Diese Liebe zur Utopie und zu fiktiven nichtmenschlichen Charakteren ist sehr kontrovers. Mich zieht es immer zu den „Bösen der Unterwelt“ mit ihren zwiegespaltenen Persönlichkeiten. Zu Joker, Batman, Dr. Mabuse, Dr. Caligari, Dr. Frankenstein, Dr. Hannibal Lecter, Mystique …
Zum einen befinden sie sich meistens im Kampf gegen kapitalistische Großmächte, mit ihren speziellen mutantenhaften Mitteln und ihren Superkräften hat dieser endlose Kampf etwas Attraktives.
Zum anderen sind sie beängstigend, denn es handelt sich bei ihnen um z. B. wahnsinnig gewordene, obsessive Wissenschaftler_innen, getrieben von Größen und Kontrollwahn, Rachsucht oder auf der Flucht vor einem traumatischen Erlebnis. Sie kreieren etwas, von dem klar ist, dass es außer Kontrolle geraten wird. Es ist die Überzeichnung, die Satire, die sich ganz nah an der Realität befindet, die mich so anzieht.
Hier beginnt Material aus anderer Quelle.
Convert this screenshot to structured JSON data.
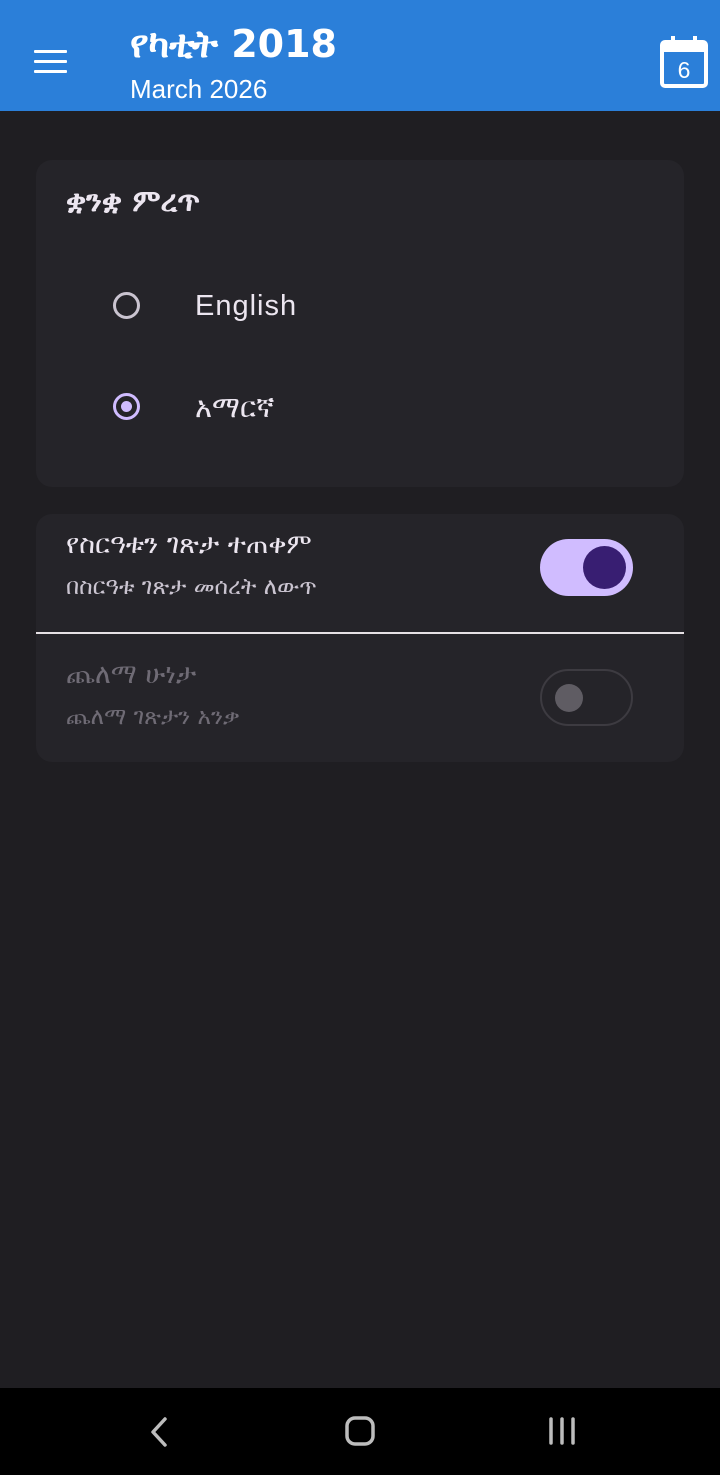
{
  "app_bar": {
    "title": "የካቲት 2018",
    "subtitle": "March 2026",
    "calendar_day": "6",
    "background": "#2b7fd9"
  },
  "language_card": {
    "title": "ቋንቋ ምረጥ",
    "options": [
      {
        "label": "English",
        "selected": false
      },
      {
        "label": "አማርኛ",
        "selected": true
      }
    ]
  },
  "settings_card": {
    "system_theme": {
      "title": "የስርዓቱን ገጽታ ተጠቀም",
      "subtitle": "በስርዓቱ ገጽታ መሰረት ለውጥ",
      "enabled": true
    },
    "dark_mode": {
      "title": "ጨለማ ሁነታ",
      "subtitle": "ጨለማ ገጽታን አንቃ",
      "enabled": false,
      "disabled": true
    }
  },
  "icons": {
    "menu": "menu-icon",
    "calendar": "calendar-icon",
    "back": "back-icon",
    "home": "home-icon",
    "recents": "recents-icon"
  },
  "colors": {
    "background": "#1f1e22",
    "card": "#252429",
    "accent": "#d0bcff",
    "accent_dark": "#381e72"
  }
}
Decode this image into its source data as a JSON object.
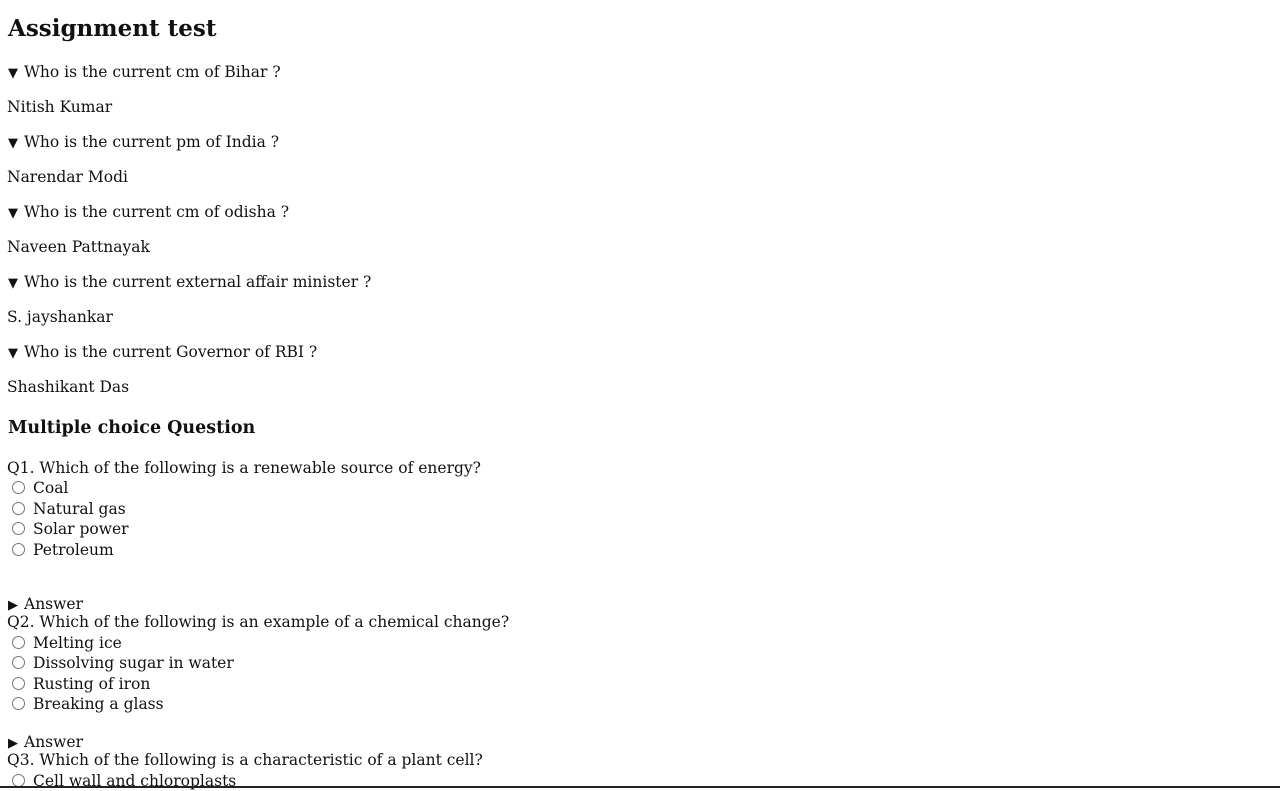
{
  "page_title": "Assignment test",
  "faq": [
    {
      "question": "Who is the current cm of Bihar ?",
      "answer": "Nitish Kumar"
    },
    {
      "question": "Who is the current pm of India ?",
      "answer": "Narendar Modi"
    },
    {
      "question": "Who is the current cm of odisha ?",
      "answer": "Naveen Pattnayak"
    },
    {
      "question": "Who is the current external affair minister ?",
      "answer": "S. jayshankar"
    },
    {
      "question": "Who is the current Governor of RBI ?",
      "answer": "Shashikant Das"
    }
  ],
  "markers": {
    "open": "▼",
    "closed": "▶"
  },
  "mcq_title": "Multiple choice Question",
  "mcq": [
    {
      "question": "Q1. Which of the following is a renewable source of energy?",
      "options": [
        "Coal",
        "Natural gas",
        "Solar power",
        "Petroleum"
      ],
      "answer_label": "Answer"
    },
    {
      "question": "Q2. Which of the following is an example of a chemical change?",
      "options": [
        "Melting ice",
        "Dissolving sugar in water",
        "Rusting of iron",
        "Breaking a glass"
      ],
      "answer_label": "Answer"
    },
    {
      "question": "Q3. Which of the following is a characteristic of a plant cell?",
      "options": [
        "Cell wall and chloroplasts"
      ]
    }
  ]
}
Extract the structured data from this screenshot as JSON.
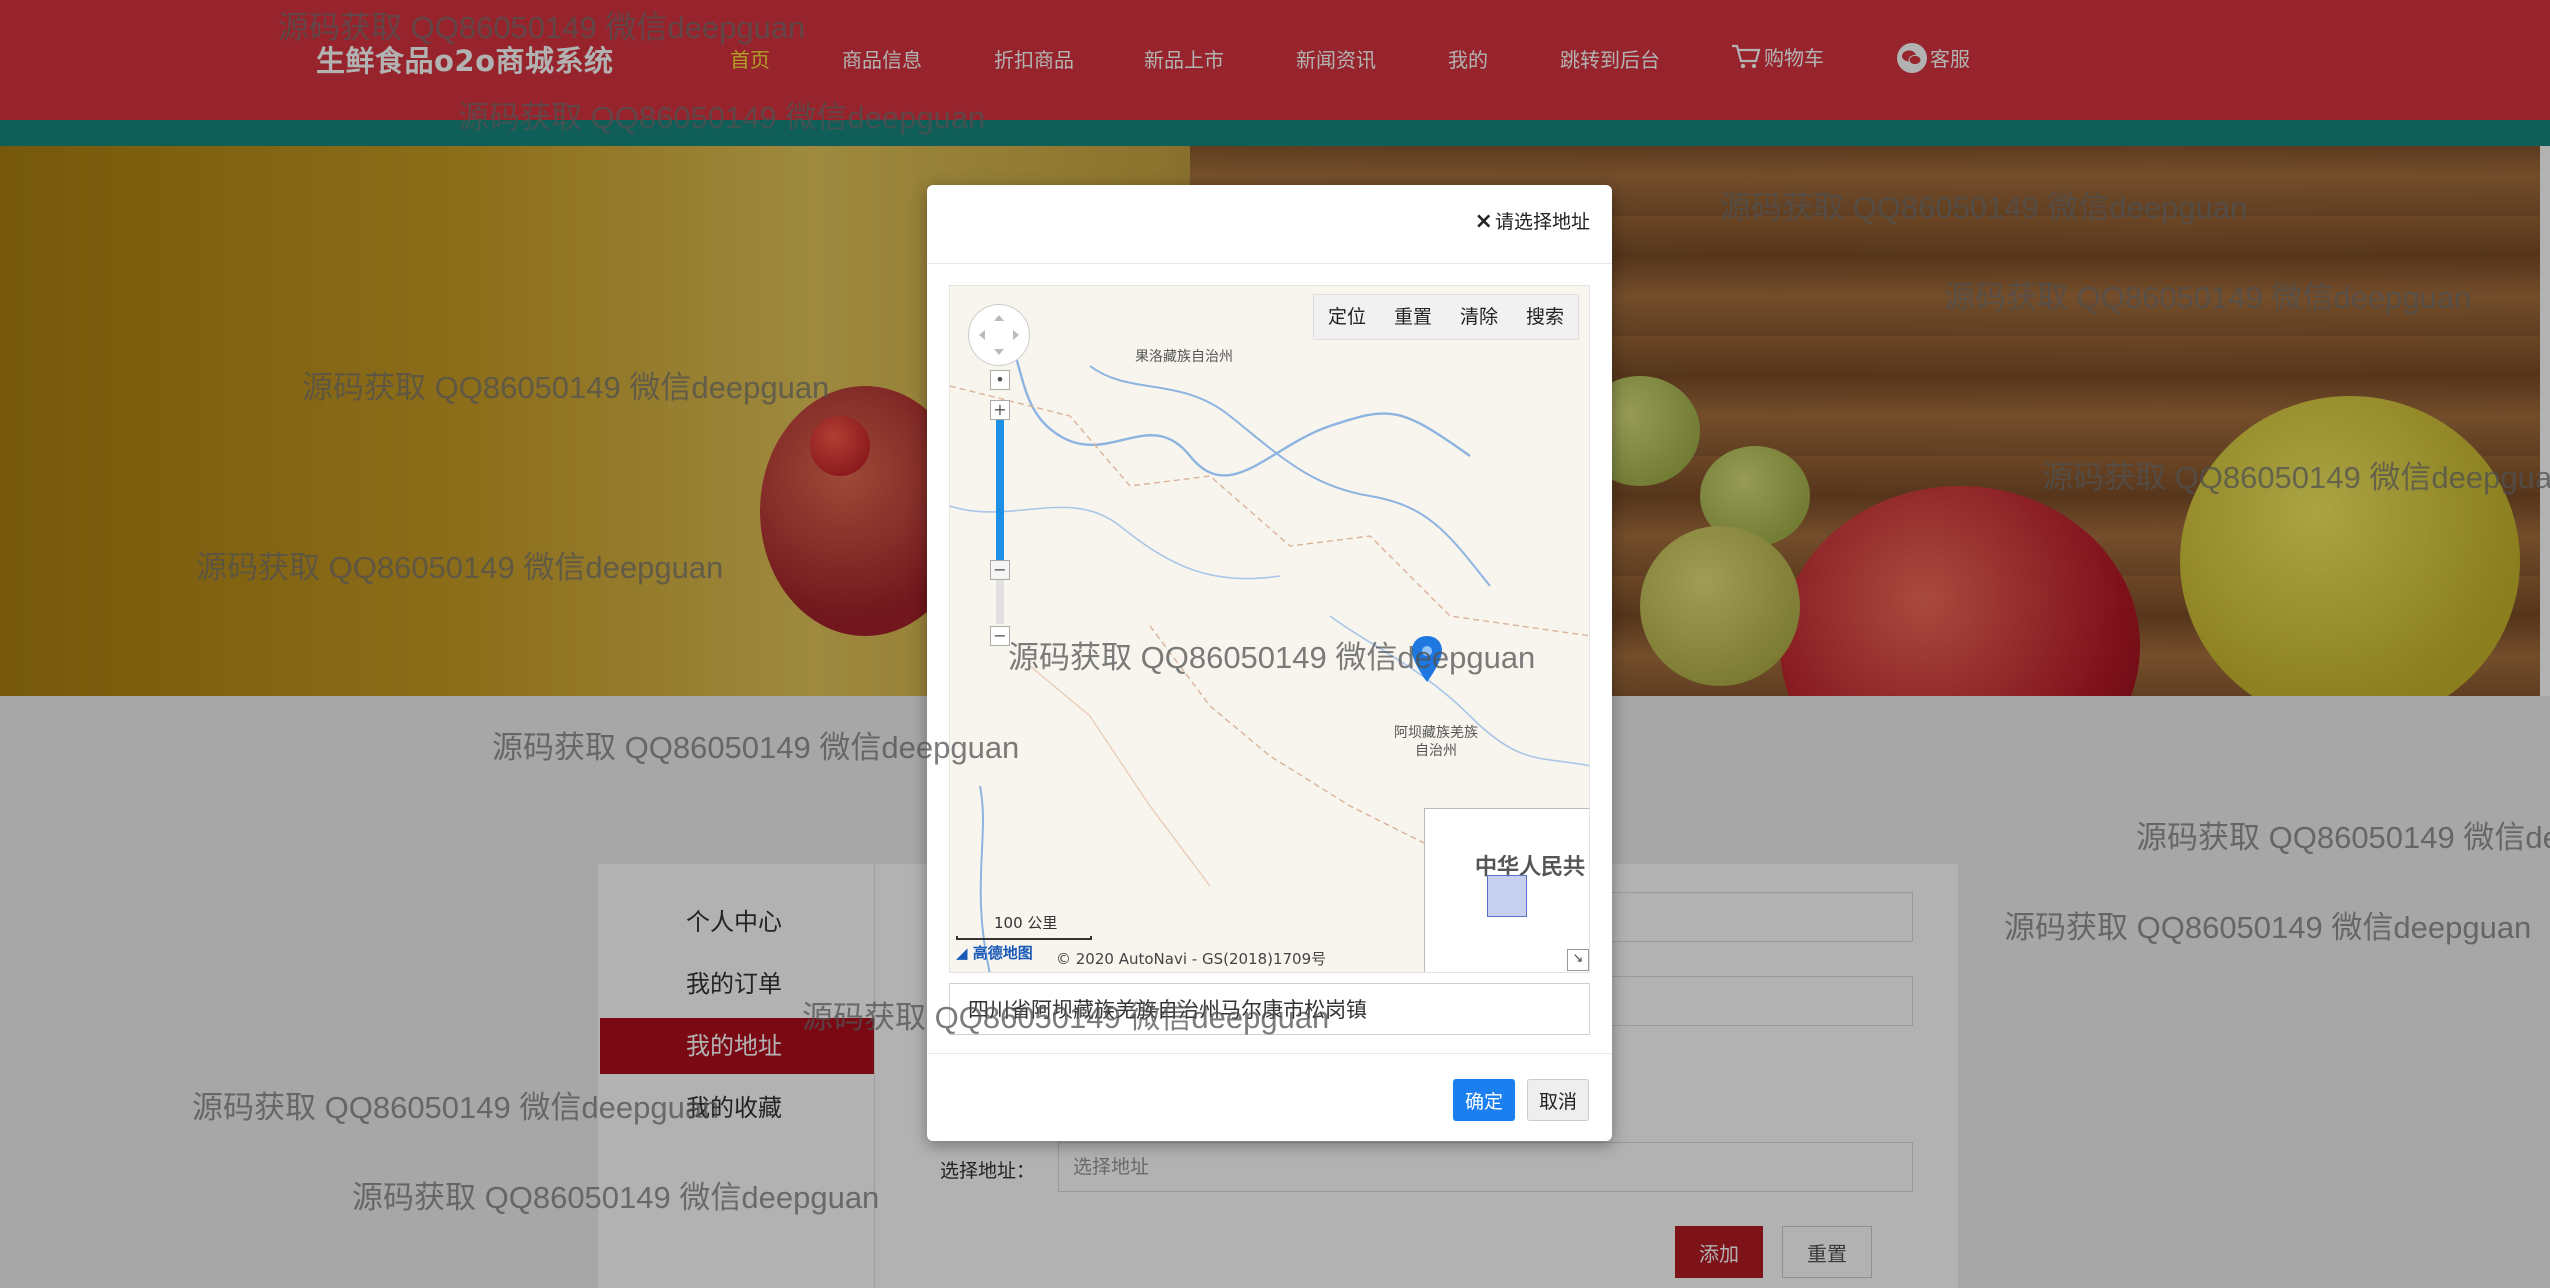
{
  "header": {
    "logo": "生鲜食品o2o商城系统",
    "nav": [
      {
        "label": "首页",
        "active": true
      },
      {
        "label": "商品信息"
      },
      {
        "label": "折扣商品"
      },
      {
        "label": "新品上市"
      },
      {
        "label": "新闻资讯"
      },
      {
        "label": "我的"
      },
      {
        "label": "跳转到后台"
      },
      {
        "label": "购物车",
        "icon": "cart-icon"
      },
      {
        "label": "客服",
        "icon": "wechat-icon"
      }
    ]
  },
  "side_menu": {
    "items": [
      {
        "label": "个人中心"
      },
      {
        "label": "我的订单"
      },
      {
        "label": "我的地址",
        "active": true
      },
      {
        "label": "我的收藏"
      }
    ]
  },
  "form": {
    "select_address_label": "选择地址：",
    "select_address_placeholder": "选择地址",
    "add_label": "添加",
    "reset_label": "重置"
  },
  "modal": {
    "title": "请选择地址",
    "toolbar": [
      "定位",
      "重置",
      "清除",
      "搜索"
    ],
    "map_labels": {
      "golog": "果洛藏族自治州",
      "aba": "阿坝藏族羌族自治州",
      "minimap": "中华人民共"
    },
    "scale": "100 公里",
    "provider": "高德地图",
    "copyright": "© 2020 AutoNavi - GS(2018)1709号",
    "address_value": "四川省阿坝藏族羌族自治州马尔康市松岗镇",
    "ok_label": "确定",
    "cancel_label": "取消"
  },
  "colors": {
    "header_red": "#d8343f",
    "stripe_teal": "#16877d",
    "active_nav": "#ffe13a",
    "menu_active": "#b00e1e",
    "primary_blue": "#1b7ff0"
  },
  "watermark_text": "源码获取 QQ86050149 微信deepguan"
}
Idee, Regie, Text, Performance – alles stammt von dir. Bist du eigentlich ein totaler Kontrollfreak oder kannst du auch gut in Kollaboration?
Ich bin eher ein „Kontrollverlustfreak“. Die letzten Jahre waren stark geprägt durch die Zusammenarbeit mit anderen Künstler_innen, wie dem Kollektiv „Theatre ad Infinitum“, dem Club Grotesque fatal (2009-2014 Club Burlesque brutal) und vielen anderen Künstler_innen und Musiker_innen.
In diversen Konstellationen wechsle ich auch oft die Rolle. Dieser Perspektivenwechsel ist extrem wichtig für mich. Genau wegen der vielen Zusammenarbeiten muss ich dann von Zeit zu Zeit ganz alleine arbeiten, um wieder zu sehen, wo ich künstlerisch gerade überhaupt stehe. Ohne die Kollaborationen wüsste ich gar nicht, was aus mir geworden wäre. Wahrscheinlich wäre ich am Kabarett Simpl gelandet.
Stefanie Sourial ist Performancekünstlerin und lebt hauptsächlich in Wien.
Veronika Eberhart ist Künstlerin und Musikerin und lebt auch meist in Wien.